In May, his division fought at Bornos (31 May), where it lost over 1,000 men, killed or wounded.

That September Anglona liberated Granada.

On 30 October 1812, he was sent by the Cortes to arrest Ballesteros who, earlier that month, had called for a military uprising in protest against Wellington's appointment as generalissimo of the Spanish Army.

====1814====
By April 1814, he was commander-in-chief of Spain's 3rd Army as it crossed into France to occupy Pau.

===Post-war career===
With the arrival of the Liberal Triennium in 1820, he replaced his brother-in-law José Gabriel de Silva-Bazán y Waldstein, Marquis of Santa Cruz, as Director of the Prado Museum until 1823, when he had to take refuge in Italy after the French invaded the country.
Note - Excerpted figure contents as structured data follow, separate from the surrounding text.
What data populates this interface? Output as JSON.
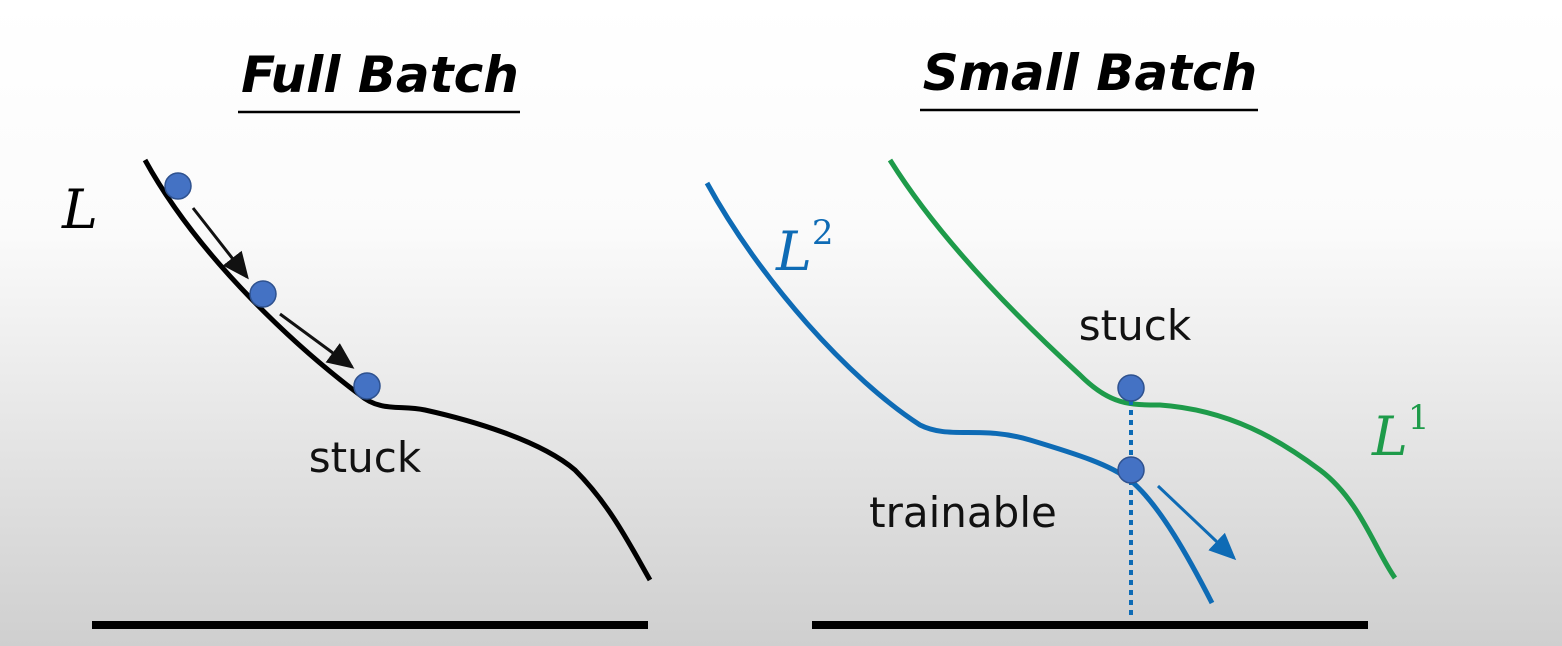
{
  "left": {
    "title": "Full Batch",
    "curve_label": "L",
    "annotation": "stuck"
  },
  "right": {
    "title": "Small Batch",
    "curves": [
      {
        "label": "L",
        "superscript": "2",
        "annotation": "trainable"
      },
      {
        "label": "L",
        "superscript": "1",
        "annotation": "stuck"
      }
    ]
  }
}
He was Governor of Cuba from 7 September 1839 to March 1841.

He was elected vice-president of the Senate of Spain over four consecutive legislatures (1847-1848, 1848-1849, 1849-1850 and 1850-1851), on each occasion under the presidency of his friend and biographer, Manuel de Pando Fernández de Pinedo, Marquis of Miraflores.

He was Director of the Real Academia de Bellas Artes de San Fernando from 1849 until his death in 1851.